I spent a couple of hours looking through Law in Plain English for Writers (not terrible, but not as detailed as I wanted it to be regarding tax liability), Can’t Fail Color Schemes (I got this one), and The Devious Book for Cats (Hee hee hee! Kitty cats!). Finally Mark had made his selection, and we left.
Without my laptop.
It wasn’t until after a delectable dinner at Ru San’s sushi bar that we pulled into the driveway and I realized that I had left my laptop at the bookstore. I called them up and told the guy who answered the phone where I thought I had left it. And sure enough, there it was. It was 10:45 by that point, and I couldn’t make it back to store by closing, so I gave him my name and told him I’d swing by in the morning.
Now, I had actually backed up my files the night before, so all I would have lost would have been my laptop, the backpack, and a couple of odds and ends. Even so, it was a few hours before my heart rate ratcheted back down into the normal range.
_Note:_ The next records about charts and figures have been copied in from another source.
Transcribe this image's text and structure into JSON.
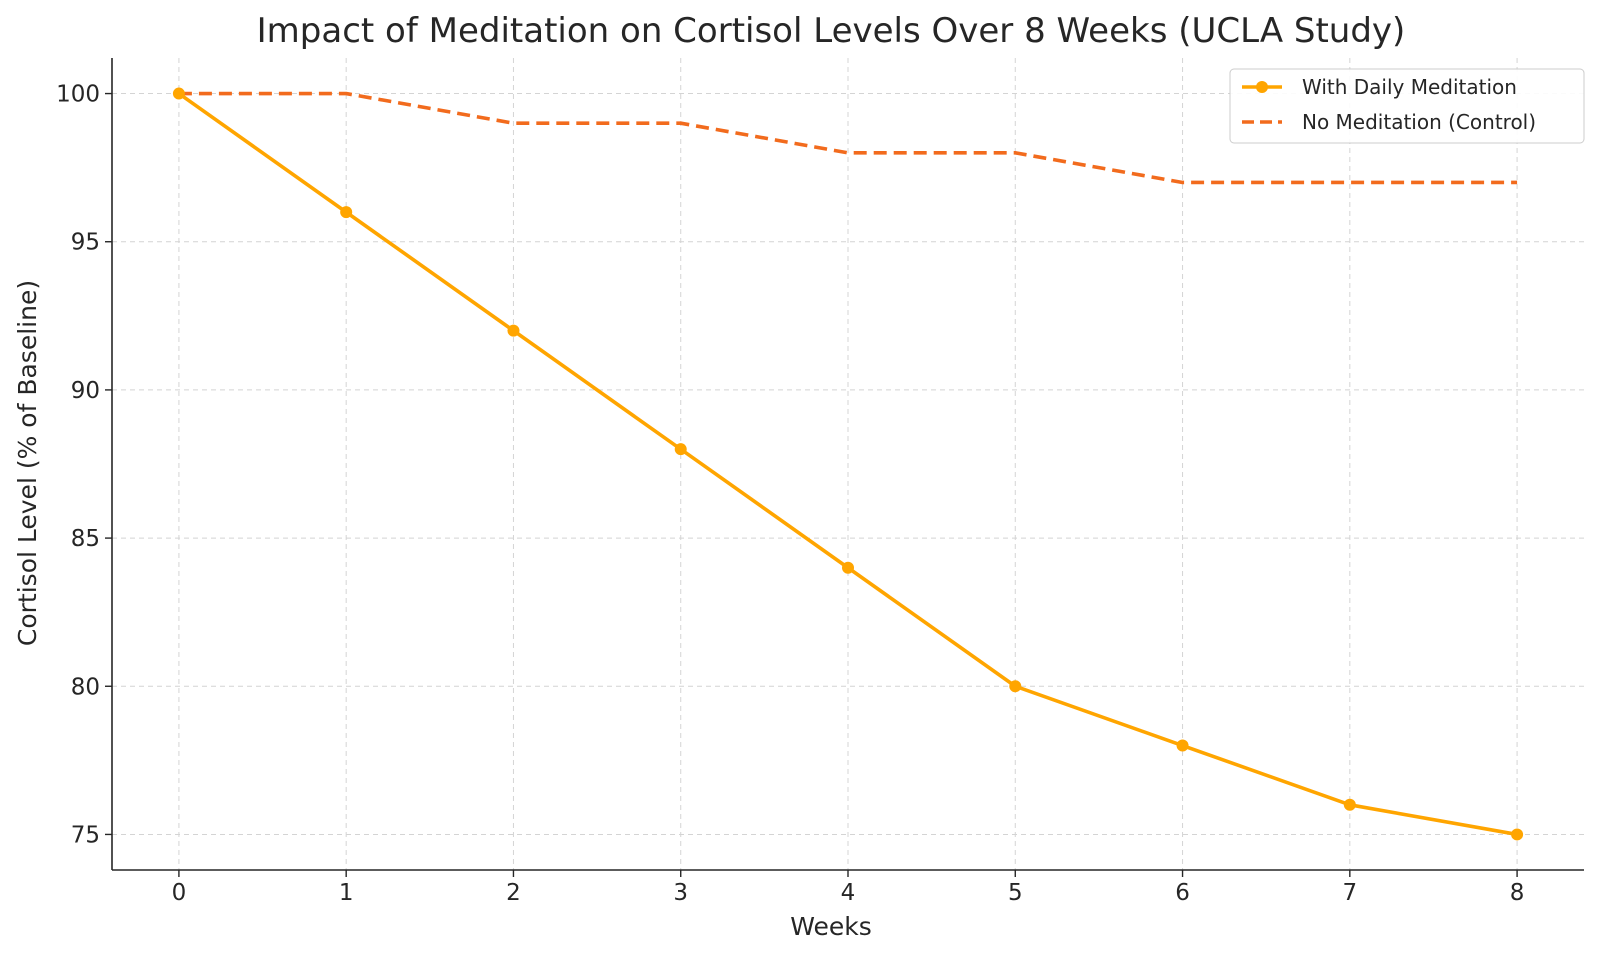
{
  "chart_data": {
    "type": "line",
    "title": "Impact of Meditation on Cortisol Levels Over 8 Weeks (UCLA Study)",
    "xlabel": "Weeks",
    "ylabel": "Cortisol Level (% of Baseline)",
    "x": [
      0,
      1,
      2,
      3,
      4,
      5,
      6,
      7,
      8
    ],
    "xlim": [
      -0.4,
      8.4
    ],
    "ylim": [
      73.8,
      101.2
    ],
    "xticks": [
      0,
      1,
      2,
      3,
      4,
      5,
      6,
      7,
      8
    ],
    "yticks": [
      75,
      80,
      85,
      90,
      95,
      100
    ],
    "x_tick_labels": [
      "0",
      "1",
      "2",
      "3",
      "4",
      "5",
      "6",
      "7",
      "8"
    ],
    "y_tick_labels": [
      "75",
      "80",
      "85",
      "90",
      "95",
      "100"
    ],
    "grid": true,
    "legend_position": "top-right",
    "series": [
      {
        "name": "With Daily Meditation",
        "values": [
          100,
          96,
          92,
          88,
          84,
          80,
          78,
          76,
          75
        ],
        "color": "#FFA500",
        "line_style": "solid",
        "marker": "circle"
      },
      {
        "name": "No Meditation (Control)",
        "values": [
          100,
          100,
          99,
          99,
          98,
          98,
          97,
          97,
          97
        ],
        "color": "#F26B1D",
        "line_style": "dashed",
        "marker": "none"
      }
    ]
  }
}
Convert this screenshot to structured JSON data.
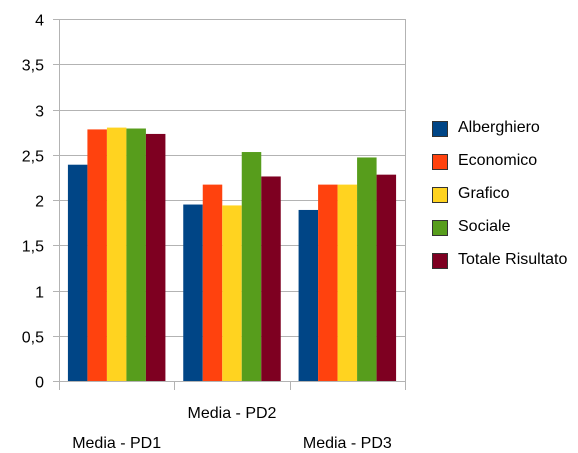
{
  "chart_data": {
    "type": "bar",
    "categories": [
      "Media - PD1",
      "Media - PD2",
      "Media - PD3"
    ],
    "series": [
      {
        "name": "Alberghiero",
        "color": "#004586",
        "values": [
          2.39,
          1.95,
          1.89
        ]
      },
      {
        "name": "Economico",
        "color": "#FF420E",
        "values": [
          2.78,
          2.17,
          2.17
        ]
      },
      {
        "name": "Grafico",
        "color": "#FFD320",
        "values": [
          2.8,
          1.94,
          2.17
        ]
      },
      {
        "name": "Sociale",
        "color": "#579D1C",
        "values": [
          2.79,
          2.53,
          2.47
        ]
      },
      {
        "name": "Totale Risul­tato",
        "color": "#7E0021",
        "values": [
          2.73,
          2.26,
          2.28
        ]
      }
    ],
    "y_ticks": [
      "0",
      "0,5",
      "1",
      "1,5",
      "2",
      "2,5",
      "3",
      "3,5",
      "4"
    ],
    "ylim": [
      0,
      4
    ],
    "grid": true,
    "legend_position": "right"
  }
}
And when it did, I found myself rather pleased with the world, content to know that I live in a place where a girl can leave a grand worth of home office equipment lying around for three hours, only to return and pick it up the next day.
I know all people aren’t honest, of course, but a lot of people are honest. And it gives me a lift. It’s very, very easy to get focused on the negative in the world, because the negative is so much more visible and memorable. But take it from my laptop and me: there’s also a whole lotta good.